Kirby laughed. “You know, about the first thing your very sweet wife Rhoda said to me was that I drank too much. At the dinner she gave me in Berlin. You remember, when you had to fly back to see the President. I was in a bad mood, and I did swill a lot of wine fast. She brought me up short.”

“That was rude. The amount a man drinks is his own business,” said Pug. “Not to mention that on occasion my proud beauty has sort of a hollow leg herself.”

“Say, you mix a hell of a good martini, Pug.”

“Kirby, what you were saying before, you know, is only this wave-of-the-future stuff that the Lindberghs have been peddling.”

“Well, Lindy’s the type of the new man, isn’t he? Flying an ocean by himself in a single-motor plane! He pointed the way to much that’s happened since.”

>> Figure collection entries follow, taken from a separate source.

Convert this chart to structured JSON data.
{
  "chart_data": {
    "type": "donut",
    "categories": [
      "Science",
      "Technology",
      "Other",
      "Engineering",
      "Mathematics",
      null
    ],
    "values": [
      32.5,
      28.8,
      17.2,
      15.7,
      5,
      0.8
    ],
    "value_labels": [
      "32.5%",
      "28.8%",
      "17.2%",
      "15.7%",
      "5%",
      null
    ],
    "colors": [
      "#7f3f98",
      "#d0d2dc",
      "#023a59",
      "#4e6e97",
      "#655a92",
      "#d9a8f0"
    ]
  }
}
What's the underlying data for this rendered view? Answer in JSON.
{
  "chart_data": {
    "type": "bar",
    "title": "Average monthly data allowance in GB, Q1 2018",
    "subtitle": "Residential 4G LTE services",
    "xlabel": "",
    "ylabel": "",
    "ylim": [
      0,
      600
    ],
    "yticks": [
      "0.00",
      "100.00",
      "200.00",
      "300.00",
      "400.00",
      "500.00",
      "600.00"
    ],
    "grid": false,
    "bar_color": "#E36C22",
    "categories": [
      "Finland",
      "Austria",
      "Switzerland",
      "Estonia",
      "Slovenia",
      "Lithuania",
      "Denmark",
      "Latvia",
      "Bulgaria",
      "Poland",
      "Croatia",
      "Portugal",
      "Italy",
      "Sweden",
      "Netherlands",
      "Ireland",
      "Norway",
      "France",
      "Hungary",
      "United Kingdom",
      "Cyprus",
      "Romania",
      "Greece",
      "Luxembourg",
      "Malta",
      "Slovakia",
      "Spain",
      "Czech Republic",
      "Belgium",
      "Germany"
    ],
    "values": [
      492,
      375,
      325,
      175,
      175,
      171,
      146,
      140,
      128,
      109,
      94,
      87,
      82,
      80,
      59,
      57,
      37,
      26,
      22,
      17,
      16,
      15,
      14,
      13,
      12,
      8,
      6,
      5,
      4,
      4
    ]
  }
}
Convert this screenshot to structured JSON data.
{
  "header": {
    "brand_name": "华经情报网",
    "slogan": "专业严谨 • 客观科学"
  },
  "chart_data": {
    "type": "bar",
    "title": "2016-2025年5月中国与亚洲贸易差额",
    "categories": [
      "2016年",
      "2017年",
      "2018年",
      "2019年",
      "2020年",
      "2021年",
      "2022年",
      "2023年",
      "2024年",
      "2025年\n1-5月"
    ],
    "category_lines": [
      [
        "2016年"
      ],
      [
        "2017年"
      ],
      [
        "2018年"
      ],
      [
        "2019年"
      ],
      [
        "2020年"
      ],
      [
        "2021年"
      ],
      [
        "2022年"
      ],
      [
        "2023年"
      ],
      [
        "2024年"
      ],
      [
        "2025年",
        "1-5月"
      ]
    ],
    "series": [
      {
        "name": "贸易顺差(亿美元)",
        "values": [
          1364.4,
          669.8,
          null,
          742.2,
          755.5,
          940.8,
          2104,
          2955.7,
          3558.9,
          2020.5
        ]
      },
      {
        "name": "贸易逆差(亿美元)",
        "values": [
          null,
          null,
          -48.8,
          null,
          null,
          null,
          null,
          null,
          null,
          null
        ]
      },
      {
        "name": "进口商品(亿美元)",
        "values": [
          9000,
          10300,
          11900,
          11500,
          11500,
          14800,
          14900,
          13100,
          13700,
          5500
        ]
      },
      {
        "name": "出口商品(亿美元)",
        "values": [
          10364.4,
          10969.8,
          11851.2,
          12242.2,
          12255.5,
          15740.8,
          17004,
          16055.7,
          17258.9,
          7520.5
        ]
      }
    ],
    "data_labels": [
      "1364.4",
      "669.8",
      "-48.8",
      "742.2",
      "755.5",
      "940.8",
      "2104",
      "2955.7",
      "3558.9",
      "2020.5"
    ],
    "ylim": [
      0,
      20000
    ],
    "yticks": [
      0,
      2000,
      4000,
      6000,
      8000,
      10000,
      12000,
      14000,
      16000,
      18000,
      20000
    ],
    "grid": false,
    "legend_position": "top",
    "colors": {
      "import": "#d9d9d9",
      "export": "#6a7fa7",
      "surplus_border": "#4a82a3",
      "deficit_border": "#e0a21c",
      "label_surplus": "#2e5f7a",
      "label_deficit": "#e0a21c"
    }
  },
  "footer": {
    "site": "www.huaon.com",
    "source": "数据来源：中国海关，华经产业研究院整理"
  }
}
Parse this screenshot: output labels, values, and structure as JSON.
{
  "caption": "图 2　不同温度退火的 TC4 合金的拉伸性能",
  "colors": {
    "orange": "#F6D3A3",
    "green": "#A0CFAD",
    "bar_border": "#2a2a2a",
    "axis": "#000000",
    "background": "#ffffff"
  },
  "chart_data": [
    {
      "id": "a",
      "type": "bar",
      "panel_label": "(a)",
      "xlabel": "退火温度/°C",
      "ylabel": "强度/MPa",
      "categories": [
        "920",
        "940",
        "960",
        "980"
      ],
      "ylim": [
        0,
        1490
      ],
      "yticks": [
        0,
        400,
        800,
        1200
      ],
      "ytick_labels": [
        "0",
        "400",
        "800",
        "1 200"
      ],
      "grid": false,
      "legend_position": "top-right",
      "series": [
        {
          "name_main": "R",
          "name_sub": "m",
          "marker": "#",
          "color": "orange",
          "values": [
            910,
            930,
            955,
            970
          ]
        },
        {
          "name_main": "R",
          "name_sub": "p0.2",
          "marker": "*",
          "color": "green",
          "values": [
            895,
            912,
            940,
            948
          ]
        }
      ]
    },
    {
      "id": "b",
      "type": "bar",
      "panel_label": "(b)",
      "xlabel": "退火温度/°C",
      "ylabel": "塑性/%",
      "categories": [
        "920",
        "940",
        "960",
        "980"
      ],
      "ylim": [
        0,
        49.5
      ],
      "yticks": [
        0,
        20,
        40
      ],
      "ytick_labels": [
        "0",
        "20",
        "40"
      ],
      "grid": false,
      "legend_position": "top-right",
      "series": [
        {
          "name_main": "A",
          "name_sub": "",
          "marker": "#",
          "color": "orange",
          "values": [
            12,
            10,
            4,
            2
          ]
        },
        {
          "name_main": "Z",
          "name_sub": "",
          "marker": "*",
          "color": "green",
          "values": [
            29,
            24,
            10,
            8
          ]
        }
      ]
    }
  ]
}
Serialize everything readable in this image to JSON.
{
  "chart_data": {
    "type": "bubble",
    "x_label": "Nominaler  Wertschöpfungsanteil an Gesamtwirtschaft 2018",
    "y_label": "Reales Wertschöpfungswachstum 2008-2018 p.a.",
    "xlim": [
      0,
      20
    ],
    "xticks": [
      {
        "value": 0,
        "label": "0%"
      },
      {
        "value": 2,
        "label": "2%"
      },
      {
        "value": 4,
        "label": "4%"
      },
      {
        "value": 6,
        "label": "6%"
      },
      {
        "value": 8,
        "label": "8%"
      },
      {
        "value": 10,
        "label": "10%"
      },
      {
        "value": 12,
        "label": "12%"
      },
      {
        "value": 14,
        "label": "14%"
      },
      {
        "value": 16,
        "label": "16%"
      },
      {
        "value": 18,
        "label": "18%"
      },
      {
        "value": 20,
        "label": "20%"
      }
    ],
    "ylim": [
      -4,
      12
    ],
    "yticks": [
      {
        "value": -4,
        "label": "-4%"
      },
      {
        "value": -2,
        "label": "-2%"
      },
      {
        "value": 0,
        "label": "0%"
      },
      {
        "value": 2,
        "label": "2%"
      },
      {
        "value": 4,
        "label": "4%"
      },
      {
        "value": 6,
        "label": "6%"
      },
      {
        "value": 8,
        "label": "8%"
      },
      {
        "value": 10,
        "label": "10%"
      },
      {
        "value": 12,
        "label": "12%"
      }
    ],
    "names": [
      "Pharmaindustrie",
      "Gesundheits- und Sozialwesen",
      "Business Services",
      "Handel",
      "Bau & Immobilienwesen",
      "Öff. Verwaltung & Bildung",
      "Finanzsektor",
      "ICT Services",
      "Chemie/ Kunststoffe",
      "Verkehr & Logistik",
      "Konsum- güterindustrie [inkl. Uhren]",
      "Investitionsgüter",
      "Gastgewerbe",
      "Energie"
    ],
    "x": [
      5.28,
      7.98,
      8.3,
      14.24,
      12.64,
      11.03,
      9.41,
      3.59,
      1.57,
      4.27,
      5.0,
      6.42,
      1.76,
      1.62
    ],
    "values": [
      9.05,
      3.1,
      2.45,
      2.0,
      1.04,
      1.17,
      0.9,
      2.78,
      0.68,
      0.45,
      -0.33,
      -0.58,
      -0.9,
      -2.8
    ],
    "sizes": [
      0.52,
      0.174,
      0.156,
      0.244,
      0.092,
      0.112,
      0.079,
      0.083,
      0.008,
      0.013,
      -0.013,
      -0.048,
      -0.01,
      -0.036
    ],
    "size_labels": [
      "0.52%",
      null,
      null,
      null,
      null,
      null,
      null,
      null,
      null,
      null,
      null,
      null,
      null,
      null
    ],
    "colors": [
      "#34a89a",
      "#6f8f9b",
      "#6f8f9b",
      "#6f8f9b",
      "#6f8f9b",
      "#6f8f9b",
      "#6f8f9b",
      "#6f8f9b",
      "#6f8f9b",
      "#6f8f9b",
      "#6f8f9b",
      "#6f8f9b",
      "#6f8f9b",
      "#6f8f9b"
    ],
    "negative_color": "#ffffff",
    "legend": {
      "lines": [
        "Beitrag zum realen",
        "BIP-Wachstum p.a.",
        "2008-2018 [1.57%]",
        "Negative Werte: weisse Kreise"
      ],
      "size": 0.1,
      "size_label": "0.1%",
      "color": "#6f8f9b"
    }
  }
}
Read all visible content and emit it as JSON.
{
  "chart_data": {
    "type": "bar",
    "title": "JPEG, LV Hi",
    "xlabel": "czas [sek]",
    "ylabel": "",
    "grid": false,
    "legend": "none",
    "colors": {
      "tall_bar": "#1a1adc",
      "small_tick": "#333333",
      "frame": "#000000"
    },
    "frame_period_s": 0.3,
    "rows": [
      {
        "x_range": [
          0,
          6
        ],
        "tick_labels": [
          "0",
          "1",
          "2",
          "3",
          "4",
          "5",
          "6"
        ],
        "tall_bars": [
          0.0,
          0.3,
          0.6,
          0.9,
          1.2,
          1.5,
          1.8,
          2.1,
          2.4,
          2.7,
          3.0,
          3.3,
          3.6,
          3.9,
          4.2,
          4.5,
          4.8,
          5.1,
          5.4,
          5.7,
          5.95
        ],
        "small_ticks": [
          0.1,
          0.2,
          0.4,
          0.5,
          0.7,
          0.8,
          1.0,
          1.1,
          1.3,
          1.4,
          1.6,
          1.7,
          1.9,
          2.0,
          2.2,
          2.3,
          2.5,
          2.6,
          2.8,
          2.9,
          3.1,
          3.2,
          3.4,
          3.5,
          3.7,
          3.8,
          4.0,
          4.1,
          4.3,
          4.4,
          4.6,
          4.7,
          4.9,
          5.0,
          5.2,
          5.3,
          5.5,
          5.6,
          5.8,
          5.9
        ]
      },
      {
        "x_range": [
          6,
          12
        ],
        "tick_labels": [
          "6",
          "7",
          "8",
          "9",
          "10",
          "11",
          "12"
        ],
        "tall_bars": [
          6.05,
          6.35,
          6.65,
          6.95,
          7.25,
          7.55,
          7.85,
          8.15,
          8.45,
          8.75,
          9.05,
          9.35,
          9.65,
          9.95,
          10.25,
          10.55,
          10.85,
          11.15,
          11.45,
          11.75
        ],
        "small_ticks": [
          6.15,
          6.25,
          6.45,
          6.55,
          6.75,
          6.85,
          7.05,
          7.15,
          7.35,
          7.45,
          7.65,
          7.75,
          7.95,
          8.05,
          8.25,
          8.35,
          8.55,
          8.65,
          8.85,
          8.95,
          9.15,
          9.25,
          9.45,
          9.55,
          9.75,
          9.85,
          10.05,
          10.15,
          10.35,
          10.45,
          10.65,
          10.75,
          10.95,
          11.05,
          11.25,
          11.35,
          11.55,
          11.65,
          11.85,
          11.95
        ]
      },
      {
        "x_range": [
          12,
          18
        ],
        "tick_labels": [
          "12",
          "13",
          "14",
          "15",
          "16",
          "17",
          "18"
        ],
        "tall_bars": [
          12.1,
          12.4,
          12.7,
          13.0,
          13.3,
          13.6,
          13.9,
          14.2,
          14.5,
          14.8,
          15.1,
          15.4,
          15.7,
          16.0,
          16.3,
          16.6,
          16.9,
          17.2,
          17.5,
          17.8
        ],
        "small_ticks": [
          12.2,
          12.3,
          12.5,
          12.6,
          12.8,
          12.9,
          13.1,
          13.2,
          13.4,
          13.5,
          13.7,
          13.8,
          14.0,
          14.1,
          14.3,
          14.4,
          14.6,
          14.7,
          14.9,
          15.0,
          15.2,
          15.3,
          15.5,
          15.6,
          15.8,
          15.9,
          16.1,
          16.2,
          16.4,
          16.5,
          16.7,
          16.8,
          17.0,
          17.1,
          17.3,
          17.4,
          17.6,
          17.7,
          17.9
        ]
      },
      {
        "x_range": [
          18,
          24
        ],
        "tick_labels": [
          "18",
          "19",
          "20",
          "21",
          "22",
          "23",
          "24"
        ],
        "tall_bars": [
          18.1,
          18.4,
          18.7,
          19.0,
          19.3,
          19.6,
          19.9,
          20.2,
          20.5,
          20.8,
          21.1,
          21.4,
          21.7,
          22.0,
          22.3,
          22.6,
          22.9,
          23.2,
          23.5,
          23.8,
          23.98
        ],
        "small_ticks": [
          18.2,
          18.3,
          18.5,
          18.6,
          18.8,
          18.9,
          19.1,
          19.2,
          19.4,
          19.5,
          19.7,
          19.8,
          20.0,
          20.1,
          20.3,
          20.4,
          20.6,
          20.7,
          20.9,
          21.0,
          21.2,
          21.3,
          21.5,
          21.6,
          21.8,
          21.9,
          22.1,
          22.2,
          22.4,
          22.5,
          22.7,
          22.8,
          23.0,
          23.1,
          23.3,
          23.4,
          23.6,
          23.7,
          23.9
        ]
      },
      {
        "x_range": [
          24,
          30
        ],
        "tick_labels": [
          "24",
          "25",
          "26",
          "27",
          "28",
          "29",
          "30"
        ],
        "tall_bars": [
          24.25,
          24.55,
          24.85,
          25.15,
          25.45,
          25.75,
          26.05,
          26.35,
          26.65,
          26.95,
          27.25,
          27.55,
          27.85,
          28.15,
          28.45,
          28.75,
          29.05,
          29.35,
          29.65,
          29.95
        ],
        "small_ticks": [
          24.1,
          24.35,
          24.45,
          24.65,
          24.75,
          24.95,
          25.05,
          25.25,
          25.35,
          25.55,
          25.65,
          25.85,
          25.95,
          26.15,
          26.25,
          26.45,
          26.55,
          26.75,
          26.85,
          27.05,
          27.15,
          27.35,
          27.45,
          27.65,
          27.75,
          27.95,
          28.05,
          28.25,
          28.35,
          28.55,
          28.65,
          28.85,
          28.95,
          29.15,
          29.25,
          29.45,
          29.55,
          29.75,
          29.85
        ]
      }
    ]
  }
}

“He’s not a liar and murderer.”

“Only the bosses need be, Henry. The rest, including the scientific and mechanical geniuses like Lindy, and the wheelhorses like me, merely have to obey. That’s obviously what’s been happening in Germany.”

“I’ll tell you, Kirby,” Pug said, swirling his glass and feeling very profound, “there’s nothing new about such leaders. Napoleon was one. He had his propaganda line, too, that weakened the foe before he fired a shot. Why, he was bringing liberty, equality, fraternity to all Europeans. So, he laid the continent waste and made it run with blood for a dozen years or so, until they got wise to him and caught him and marooned him on a rock.”

“You think that’ll happen to Hitler?”

“I hope so.”

“There’s a difference. Napoleon had no machines. If he had had airplanes, telephones, tanks, trucks, machine guns — the whole industrial apparatus — don’t you think he might have clamped a lasting tyranny on Europe?”

“I’m not sure. I happen to have a low opinion of Napoleon. Napoleon sold Jefferson nearly a million square miles of prime land, you know — our whole Middle West, from Louisiana to the Rockies and the Canadian border — for fifteen million dollars. Fifteen million! It figured out to four cents an acre for real estate like Iowa and Nebraska. And Minnesota, with all that iron ore. Colorado with its gold and silver. Oklahoma with its oil. I don’t see how anybody, even a Frenchman, can figure Napoleon as a genius. He was a bloodthirsty ass. If he’d sent just one of his smaller armies over here to protect that territory — just a couple of divisions to hold the Louisiana territory, instead of wandering around Europe slaughtering and looting — and a few thousand Frenchmen to colonize the land, there’s little doubt that France would be the world’s greatest power today. Instead of what she is, a raped old bag.”

“I can’t say that has occurred to me before,” Kirby said, smiling at the phrase. “It’s probably fallacious.”

“What’s happening with uranium?” Victor Henry said.

Kirby’s smile turned wary. “Is that why you’re plying me with martinis?”

“If martinis can loosen you up about uranium, let it happen first with an officer in War Plans, and thereafter don’t drink martinis.”